The public prosecutor’s office in the Sicilian city of Catania claimed crew members on the MSF-operated Aquarius migrant rescue ship, and its sister ship VOS Prudence, had illegally dumped potentially dangerous waste among ordinary rubbish between January 2017 and May 2018.
It alleged that 24,000 kilograms of suspect waste, including potentially hazardous medical matter, was handed over to local authorities at 11 Italian ports on 44 occasions, avoiding costly safe disposal procedures.
Dangerous material included migrants’ clothes, food and “infectious sanitary waste”, it added.
Prosecutors argued the ship operators knew the migrants’ clothes could transmit viruses contracted during their journeys, adding that cases of scabies, HIV, meningitis and respiratory infections had been found amongst the migrants.
By failing to declare possibly dangerous materials, the ships’ operators avoided around €460,000 of waste disposal costs, prosecutors said.
They ordered that this sum be immediately frozen in the charities’ accounts.
Around 14 people, including two Italian shipping agents and the Russian captain of the Aquarius, have been placed under investigation in the case.
Magistrates ordered the Aquarius to be impounded but MFS denied any wrongdoing and accused Italy of trying to criminalise humanitarian search and rescue missions.
“After two years of defamatory and unfounded allegations of collusion with human traffickers, judicial investigations, and bureaucratic obstacles against our humanitarian work, we are now accused of organised crime aimed at illicit waste trafficking,” Karline Kleijer, MSF’s head of emergencies, said.

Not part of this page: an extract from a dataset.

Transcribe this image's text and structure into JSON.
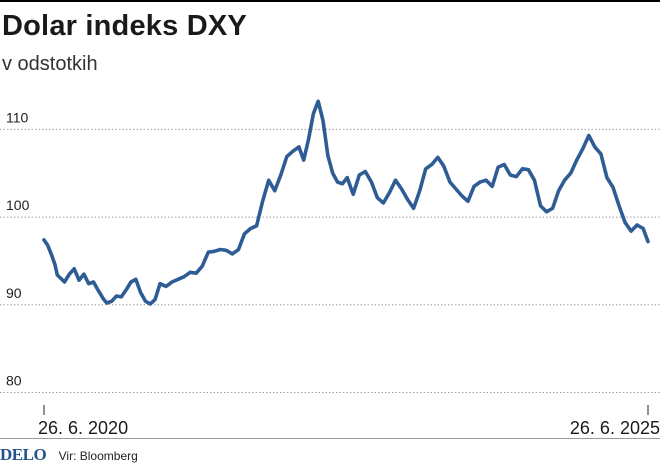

The NGO declared the in-port operations, including waste management, of its search-and-rescue vessels have always followed standard procedures.

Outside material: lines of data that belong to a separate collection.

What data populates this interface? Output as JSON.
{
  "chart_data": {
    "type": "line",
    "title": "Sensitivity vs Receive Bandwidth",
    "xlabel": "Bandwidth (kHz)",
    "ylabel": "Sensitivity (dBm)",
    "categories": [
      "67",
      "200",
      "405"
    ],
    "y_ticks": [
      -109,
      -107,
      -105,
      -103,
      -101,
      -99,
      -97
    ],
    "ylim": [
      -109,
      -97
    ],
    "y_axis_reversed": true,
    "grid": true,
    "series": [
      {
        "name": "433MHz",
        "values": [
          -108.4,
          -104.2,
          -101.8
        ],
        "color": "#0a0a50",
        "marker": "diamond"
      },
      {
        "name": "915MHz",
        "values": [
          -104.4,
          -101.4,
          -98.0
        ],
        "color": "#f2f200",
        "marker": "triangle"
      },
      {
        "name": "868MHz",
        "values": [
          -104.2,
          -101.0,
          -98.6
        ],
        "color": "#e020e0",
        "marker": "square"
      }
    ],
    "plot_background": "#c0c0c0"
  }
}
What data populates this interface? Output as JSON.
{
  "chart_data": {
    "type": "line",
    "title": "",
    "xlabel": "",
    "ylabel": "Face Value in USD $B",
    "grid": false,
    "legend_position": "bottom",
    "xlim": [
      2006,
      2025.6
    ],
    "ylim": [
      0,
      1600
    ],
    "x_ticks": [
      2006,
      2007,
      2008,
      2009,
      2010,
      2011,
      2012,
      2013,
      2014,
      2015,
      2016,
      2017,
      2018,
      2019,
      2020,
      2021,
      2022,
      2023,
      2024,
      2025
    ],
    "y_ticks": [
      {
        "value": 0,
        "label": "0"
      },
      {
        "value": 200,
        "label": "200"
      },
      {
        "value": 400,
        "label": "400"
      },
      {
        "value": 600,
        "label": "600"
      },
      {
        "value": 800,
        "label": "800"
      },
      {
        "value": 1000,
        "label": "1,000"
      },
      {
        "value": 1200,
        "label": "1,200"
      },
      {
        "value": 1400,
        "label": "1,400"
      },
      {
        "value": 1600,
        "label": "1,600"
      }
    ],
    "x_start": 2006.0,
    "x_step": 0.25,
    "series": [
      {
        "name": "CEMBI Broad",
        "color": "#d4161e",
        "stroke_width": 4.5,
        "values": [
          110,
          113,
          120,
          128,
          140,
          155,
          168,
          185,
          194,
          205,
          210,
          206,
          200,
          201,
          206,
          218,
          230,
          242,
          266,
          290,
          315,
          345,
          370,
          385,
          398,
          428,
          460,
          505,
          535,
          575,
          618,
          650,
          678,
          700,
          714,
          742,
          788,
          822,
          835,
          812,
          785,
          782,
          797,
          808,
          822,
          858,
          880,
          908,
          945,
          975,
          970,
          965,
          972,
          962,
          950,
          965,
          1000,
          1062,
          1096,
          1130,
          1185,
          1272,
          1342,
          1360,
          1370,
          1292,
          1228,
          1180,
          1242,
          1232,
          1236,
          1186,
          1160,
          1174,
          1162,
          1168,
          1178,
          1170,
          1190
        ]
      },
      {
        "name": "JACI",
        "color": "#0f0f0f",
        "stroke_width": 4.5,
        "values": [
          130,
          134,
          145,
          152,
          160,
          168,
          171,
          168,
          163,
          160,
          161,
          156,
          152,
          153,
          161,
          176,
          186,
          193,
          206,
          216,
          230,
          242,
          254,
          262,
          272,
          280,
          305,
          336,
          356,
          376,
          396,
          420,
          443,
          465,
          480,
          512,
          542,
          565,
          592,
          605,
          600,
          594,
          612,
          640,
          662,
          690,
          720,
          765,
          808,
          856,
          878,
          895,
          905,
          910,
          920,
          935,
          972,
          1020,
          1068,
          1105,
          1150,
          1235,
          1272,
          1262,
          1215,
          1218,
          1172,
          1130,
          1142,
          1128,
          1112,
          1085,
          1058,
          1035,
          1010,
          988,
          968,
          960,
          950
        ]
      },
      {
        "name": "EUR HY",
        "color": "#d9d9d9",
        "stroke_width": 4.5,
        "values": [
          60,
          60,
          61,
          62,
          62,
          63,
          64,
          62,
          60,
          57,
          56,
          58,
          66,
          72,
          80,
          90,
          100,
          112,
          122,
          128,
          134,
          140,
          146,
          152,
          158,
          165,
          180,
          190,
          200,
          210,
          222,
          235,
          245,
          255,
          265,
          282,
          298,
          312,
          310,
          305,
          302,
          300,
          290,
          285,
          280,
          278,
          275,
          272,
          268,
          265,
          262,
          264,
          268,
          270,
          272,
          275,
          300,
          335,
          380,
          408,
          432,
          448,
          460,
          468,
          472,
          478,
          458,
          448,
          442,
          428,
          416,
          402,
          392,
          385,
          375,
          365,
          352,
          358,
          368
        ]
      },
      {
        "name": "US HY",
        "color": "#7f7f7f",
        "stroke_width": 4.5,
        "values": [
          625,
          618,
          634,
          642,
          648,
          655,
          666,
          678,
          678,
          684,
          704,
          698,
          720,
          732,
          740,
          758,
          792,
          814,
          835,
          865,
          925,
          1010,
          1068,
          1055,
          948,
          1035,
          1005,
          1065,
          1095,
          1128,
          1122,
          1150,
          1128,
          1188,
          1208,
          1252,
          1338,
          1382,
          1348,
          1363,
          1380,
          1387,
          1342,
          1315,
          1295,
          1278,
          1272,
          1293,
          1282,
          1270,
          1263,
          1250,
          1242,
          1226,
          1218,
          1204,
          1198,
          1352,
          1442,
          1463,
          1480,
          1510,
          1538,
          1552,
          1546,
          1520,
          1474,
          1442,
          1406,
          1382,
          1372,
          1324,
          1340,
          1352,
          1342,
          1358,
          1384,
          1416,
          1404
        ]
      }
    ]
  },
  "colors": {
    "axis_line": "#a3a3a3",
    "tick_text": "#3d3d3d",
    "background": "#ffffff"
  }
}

The Aquarius has been blocked at the French port of Marseilles since September, after failing to find a country willing to register its trips to the southern Mediterranean.

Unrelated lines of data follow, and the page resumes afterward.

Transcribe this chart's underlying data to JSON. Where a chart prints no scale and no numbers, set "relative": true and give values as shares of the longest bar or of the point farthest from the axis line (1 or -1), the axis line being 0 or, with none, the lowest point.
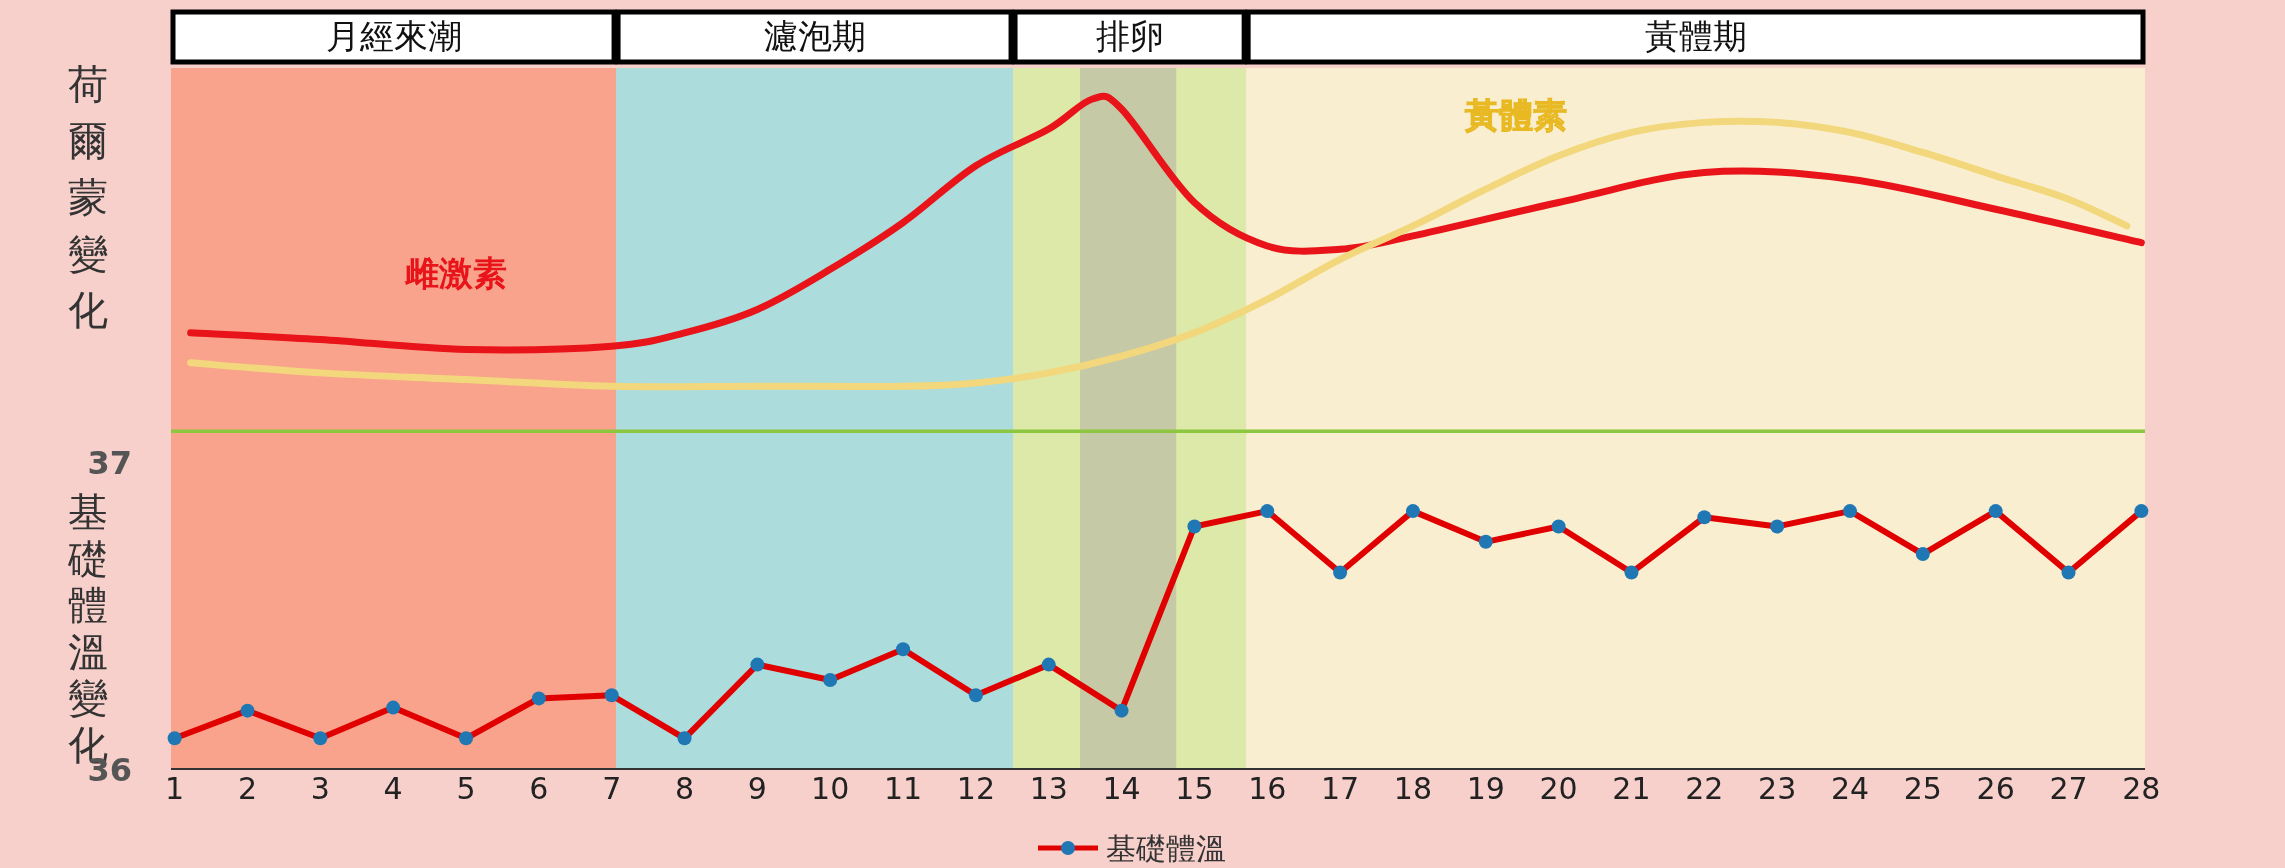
{
  "chart_data": [
    {
      "type": "line",
      "relative": true,
      "ylabel": "荷爾蒙變化",
      "xlim": [
        0.95,
        28.05
      ],
      "bands": [
        {
          "axis": "x",
          "from": 0.95,
          "to": 7.06,
          "label": "月經來潮",
          "color": "#f9a38c"
        },
        {
          "axis": "x",
          "from": 7.06,
          "to": 12.51,
          "label": "濾泡期",
          "color": "#acdcdc"
        },
        {
          "axis": "x",
          "from": 12.51,
          "to": 15.71,
          "label": "排卵",
          "color": "#dde9a8"
        },
        {
          "axis": "x",
          "from": 13.43,
          "to": 14.75,
          "color": "#c6c9a6"
        },
        {
          "axis": "x",
          "from": 15.71,
          "to": 28.05,
          "label": "黃體期",
          "color": "#f9efd0"
        }
      ],
      "series": [
        {
          "name": "雌激素",
          "color": "#e8141a",
          "x": [
            1.22,
            3,
            5,
            7,
            8,
            9,
            10,
            11,
            12,
            13,
            13.6,
            14,
            15,
            16,
            17,
            18,
            20,
            22,
            24,
            26,
            28
          ],
          "values": [
            0.3,
            0.28,
            0.25,
            0.26,
            0.3,
            0.37,
            0.49,
            0.63,
            0.8,
            0.91,
            1,
            0.97,
            0.69,
            0.56,
            0.55,
            0.59,
            0.69,
            0.78,
            0.76,
            0.67,
            0.57
          ]
        },
        {
          "name": "黃體素",
          "color": "#f2d77c",
          "x": [
            1.22,
            3,
            5,
            7,
            9,
            11,
            12,
            13,
            14,
            15,
            16,
            17,
            18,
            19,
            20,
            21,
            22,
            23,
            24,
            25,
            26,
            27,
            27.8
          ],
          "values": [
            0.21,
            0.18,
            0.16,
            0.14,
            0.14,
            0.14,
            0.15,
            0.18,
            0.23,
            0.3,
            0.4,
            0.52,
            0.62,
            0.73,
            0.83,
            0.9,
            0.93,
            0.93,
            0.9,
            0.84,
            0.77,
            0.7,
            0.62
          ]
        }
      ]
    },
    {
      "type": "line",
      "ylabel": "基礎體溫變化",
      "xlim": [
        0.95,
        28.05
      ],
      "ylim": [
        36,
        37
      ],
      "yticks": [
        36,
        37
      ],
      "xticks": [
        1,
        2,
        3,
        4,
        5,
        6,
        7,
        8,
        9,
        10,
        11,
        12,
        13,
        14,
        15,
        16,
        17,
        18,
        19,
        20,
        21,
        22,
        23,
        24,
        25,
        26,
        27,
        28
      ],
      "marker": "circle",
      "legend": "bottom",
      "bands": [
        {
          "axis": "x",
          "from": 0.95,
          "to": 7.06,
          "color": "#f9a38c"
        },
        {
          "axis": "x",
          "from": 7.06,
          "to": 12.51,
          "color": "#acdcdc"
        },
        {
          "axis": "x",
          "from": 12.51,
          "to": 15.71,
          "color": "#dde9a8"
        },
        {
          "axis": "x",
          "from": 13.43,
          "to": 14.75,
          "color": "#c6c9a6"
        },
        {
          "axis": "x",
          "from": 15.71,
          "to": 28.05,
          "color": "#f9efd0"
        }
      ],
      "series": [
        {
          "name": "基礎體溫",
          "color": "#e00000",
          "x": [
            1,
            2,
            3,
            4,
            5,
            6,
            7,
            8,
            9,
            10,
            11,
            12,
            13,
            14,
            15,
            16,
            17,
            18,
            19,
            20,
            21,
            22,
            23,
            24,
            25,
            26,
            27,
            28
          ],
          "values": [
            36.1,
            36.19,
            36.1,
            36.2,
            36.1,
            36.23,
            36.24,
            36.1,
            36.34,
            36.29,
            36.39,
            36.24,
            36.34,
            36.19,
            36.79,
            36.84,
            36.64,
            36.84,
            36.74,
            36.79,
            36.64,
            36.82,
            36.79,
            36.84,
            36.7,
            36.84,
            36.64,
            36.84
          ],
          "colors": [
            "#1f78b4",
            "#1f78b4",
            "#1f78b4",
            "#1f78b4",
            "#1f78b4",
            "#1f78b4",
            "#1f78b4",
            "#1f78b4",
            "#1f78b4",
            "#1f78b4",
            "#1f78b4",
            "#1f78b4",
            "#1f78b4",
            "#1f78b4",
            "#1f78b4",
            "#1f78b4",
            "#1f78b4",
            "#1f78b4",
            "#1f78b4",
            "#1f78b4",
            "#1f78b4",
            "#1f78b4",
            "#1f78b4",
            "#1f78b4",
            "#1f78b4",
            "#1f78b4",
            "#1f78b4",
            "#1f78b4"
          ]
        }
      ]
    }
  ]
}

It has been unable to dock in Italy since the Italian government imposed a crackdown against Mediterranean rescue ships since taking office in June, denying them access to local ports following the arrival of almost 650,000 people from North Africa since 2014.
Italy’s far-right Interior Minister Matteo Salvini, who has spearheaded the anti-migrant crackdown, welcomed the move by Catania magistrates.
“I did well to block the NGO ships,” he said.
“I stopped not only the traffic of illegal immigrants but, from what it seems, also that of toxic waste.”